Knowing that might prompt some more ideas for smoothing it. (assuming smoothing it is what you want)
There will also always be some random fluctuation in readings, even on a stable input signal, due to various things that can’t be controlled such as thermal noise generated within the ESP itself, and timings of the ADC sampling.

@glyndon thanks for the chat… we are on a attenuation: 11db… I have already got a median that read 60 inputs over 10m and give the average… that has help heaps and really its fine for what I am doing… but my curious mind is trying to go to the next level… not sure if anyone is an expert on “lead compensator RCC circuit” my wholesaler reckons I should study that but not sure if that is correct.

If your data goal is the average over a span of minutes, what is the motive for smoothing the signal over short intervals?

And yes, I believe to design a proper [R/L]C network to compensate for the signal path, one would first have to know all the physical specs of that path.
e.g., 11dB attenuation of … what?

I have these pressure sensors

Since the ADC can accept only up to 3.3v, how have you reduced the 0.5-5v output of the sensor?
Typically, all you’d need is a simple voltage divider, with your output going to the ‘top’ of it, and the ADC on the ‘center’ tap, and the ‘bottom’ to ground.

I have calculated the size of my pressure sensor I needed so my range is from what you see above to around 2.8v… everything works perfectly and surprising very accurate… I am just anal trying to see if I can sharpen the signal so the readings stay pretty consistent. It is not critical just seeing if I can figure this out / learn more.

You may appreciate looking again at the difference between precision and accuracy.
I’ve never heard the term ‘sharpen’ applied to a signal, unless perhaps you want more detail (usually associated with precision) than less.

From this thread, I think you would like to see less detail (i.e. less precision in timelines < seconds), while being assured of accuracy (over timelines in the range of minutes).

With your mathematical smoothing, you’re already achieving that goal. Smoothing the analog line won’t make any difference to your stated goal.

Hmmmm same same
precision = the quality, condition, or fact of being exact and accurate.
accuracy = the quality or state of being correct or precise.

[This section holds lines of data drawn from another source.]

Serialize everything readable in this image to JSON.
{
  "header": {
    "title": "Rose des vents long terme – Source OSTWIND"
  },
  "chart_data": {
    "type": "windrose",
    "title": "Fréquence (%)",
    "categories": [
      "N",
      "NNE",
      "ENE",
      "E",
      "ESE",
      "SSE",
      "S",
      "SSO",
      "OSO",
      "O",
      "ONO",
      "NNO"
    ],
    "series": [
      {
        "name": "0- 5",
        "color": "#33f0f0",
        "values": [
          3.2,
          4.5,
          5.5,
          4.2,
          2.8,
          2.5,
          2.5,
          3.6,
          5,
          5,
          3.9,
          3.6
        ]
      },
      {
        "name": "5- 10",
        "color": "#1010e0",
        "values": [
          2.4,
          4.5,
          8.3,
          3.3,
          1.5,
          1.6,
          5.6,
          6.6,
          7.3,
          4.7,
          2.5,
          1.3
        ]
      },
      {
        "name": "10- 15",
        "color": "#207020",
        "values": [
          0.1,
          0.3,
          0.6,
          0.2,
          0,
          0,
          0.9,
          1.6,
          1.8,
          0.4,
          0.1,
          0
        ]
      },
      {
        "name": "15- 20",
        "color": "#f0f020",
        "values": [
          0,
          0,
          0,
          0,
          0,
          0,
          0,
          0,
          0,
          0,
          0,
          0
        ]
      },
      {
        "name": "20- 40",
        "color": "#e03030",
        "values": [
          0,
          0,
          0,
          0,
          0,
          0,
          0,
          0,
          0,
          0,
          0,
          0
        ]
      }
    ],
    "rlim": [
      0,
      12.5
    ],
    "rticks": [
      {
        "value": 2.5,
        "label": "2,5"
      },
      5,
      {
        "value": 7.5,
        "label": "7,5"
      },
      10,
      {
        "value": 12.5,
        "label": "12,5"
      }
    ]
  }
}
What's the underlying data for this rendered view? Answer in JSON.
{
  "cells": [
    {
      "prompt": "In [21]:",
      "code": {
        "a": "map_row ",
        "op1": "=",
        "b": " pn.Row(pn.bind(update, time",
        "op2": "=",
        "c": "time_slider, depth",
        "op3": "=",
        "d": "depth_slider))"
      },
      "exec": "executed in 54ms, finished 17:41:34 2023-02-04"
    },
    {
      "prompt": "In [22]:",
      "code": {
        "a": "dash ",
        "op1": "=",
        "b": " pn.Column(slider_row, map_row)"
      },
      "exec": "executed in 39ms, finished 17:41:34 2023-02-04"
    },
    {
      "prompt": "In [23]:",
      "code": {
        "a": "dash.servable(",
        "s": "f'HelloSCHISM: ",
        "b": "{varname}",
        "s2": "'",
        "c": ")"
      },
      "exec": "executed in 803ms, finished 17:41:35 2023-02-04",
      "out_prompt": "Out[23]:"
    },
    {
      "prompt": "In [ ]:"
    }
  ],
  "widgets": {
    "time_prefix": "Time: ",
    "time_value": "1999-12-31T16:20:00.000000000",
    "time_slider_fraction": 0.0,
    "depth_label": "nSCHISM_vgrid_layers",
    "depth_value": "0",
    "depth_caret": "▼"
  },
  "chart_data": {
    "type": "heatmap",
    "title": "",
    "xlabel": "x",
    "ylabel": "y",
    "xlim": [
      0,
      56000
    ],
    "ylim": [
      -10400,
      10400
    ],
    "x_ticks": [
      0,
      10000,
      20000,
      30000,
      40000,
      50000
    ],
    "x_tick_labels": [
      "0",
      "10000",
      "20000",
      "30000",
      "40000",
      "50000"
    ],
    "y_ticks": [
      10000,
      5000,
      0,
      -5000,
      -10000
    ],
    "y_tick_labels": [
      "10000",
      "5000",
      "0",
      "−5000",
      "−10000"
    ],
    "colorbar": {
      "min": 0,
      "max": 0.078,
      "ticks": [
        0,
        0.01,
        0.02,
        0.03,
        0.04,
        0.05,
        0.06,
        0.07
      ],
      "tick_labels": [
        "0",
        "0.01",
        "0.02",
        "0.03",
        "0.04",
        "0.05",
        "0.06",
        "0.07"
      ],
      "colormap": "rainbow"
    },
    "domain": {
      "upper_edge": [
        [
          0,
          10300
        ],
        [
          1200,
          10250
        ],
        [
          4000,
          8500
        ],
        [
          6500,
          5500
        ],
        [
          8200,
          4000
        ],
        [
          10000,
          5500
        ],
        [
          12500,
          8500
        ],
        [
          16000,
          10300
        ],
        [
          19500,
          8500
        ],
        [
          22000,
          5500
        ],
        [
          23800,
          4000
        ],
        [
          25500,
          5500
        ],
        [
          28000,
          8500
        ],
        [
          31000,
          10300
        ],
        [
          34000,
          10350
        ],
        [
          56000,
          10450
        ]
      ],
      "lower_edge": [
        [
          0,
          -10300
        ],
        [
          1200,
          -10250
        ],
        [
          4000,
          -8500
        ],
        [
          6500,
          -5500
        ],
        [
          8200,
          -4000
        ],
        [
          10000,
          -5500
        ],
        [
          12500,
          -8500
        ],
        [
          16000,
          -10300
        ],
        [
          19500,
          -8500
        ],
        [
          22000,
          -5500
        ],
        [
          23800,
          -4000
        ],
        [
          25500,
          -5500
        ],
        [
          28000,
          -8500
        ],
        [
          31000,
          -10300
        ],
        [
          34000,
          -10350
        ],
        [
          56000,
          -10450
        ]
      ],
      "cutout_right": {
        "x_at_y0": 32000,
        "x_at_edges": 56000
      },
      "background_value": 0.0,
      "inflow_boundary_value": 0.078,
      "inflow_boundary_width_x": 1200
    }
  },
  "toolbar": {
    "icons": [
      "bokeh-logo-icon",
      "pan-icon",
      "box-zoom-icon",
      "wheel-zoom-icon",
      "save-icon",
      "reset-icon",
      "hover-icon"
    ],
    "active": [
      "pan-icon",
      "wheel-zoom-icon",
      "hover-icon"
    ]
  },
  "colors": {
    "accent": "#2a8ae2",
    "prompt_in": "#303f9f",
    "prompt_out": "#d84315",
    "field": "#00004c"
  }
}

It is just an english word
sharpen = improve or cause to improve.

The ESP32 ADC can be sensitive to noise leading to large discrepancies in ADC readings.The question is… now you know what sharpen means (improve)… so improve the discrepancies in ADC readings

With my current test I am achieving my goal (sharpen the voltage range) and it is making a difference.

Not sure if you are contributing to this thread. Thanks for your help anyway.

I learned (about 50 years ago, so it may have changed) that precision was how detailed was a datum
(e.g. 3.141592765 was more precise than 3.14) and that accuracy was that if the temperature is 54, then the datum was also 54 (and not 48, 57, etc). Precision and accuracy can exist without the other. Ideally, we want both.

In this case, you presumably do have accurate data - it’s telling you the pressure, correctly.

However, I’ve never heard the term ‘sharpen’ applied to data before. You define it as ‘improve’, but to achieve that one needs to qualify what aspect of it is to be ‘improved’, and how.

If one adds detail (ie. precision) to a dataset the outcome is a ‘jaggier’ curve if plotted on a chart.
But you seem to want the curve to be smoother, which would actually make it less precise (and less accurate over short intervals, as it would not be tracking the input as closely). Is less precise an improvement?

So, out of an abundance of confusion I must apologize that I can be of no assitance here, as I’m unable to understand your goal.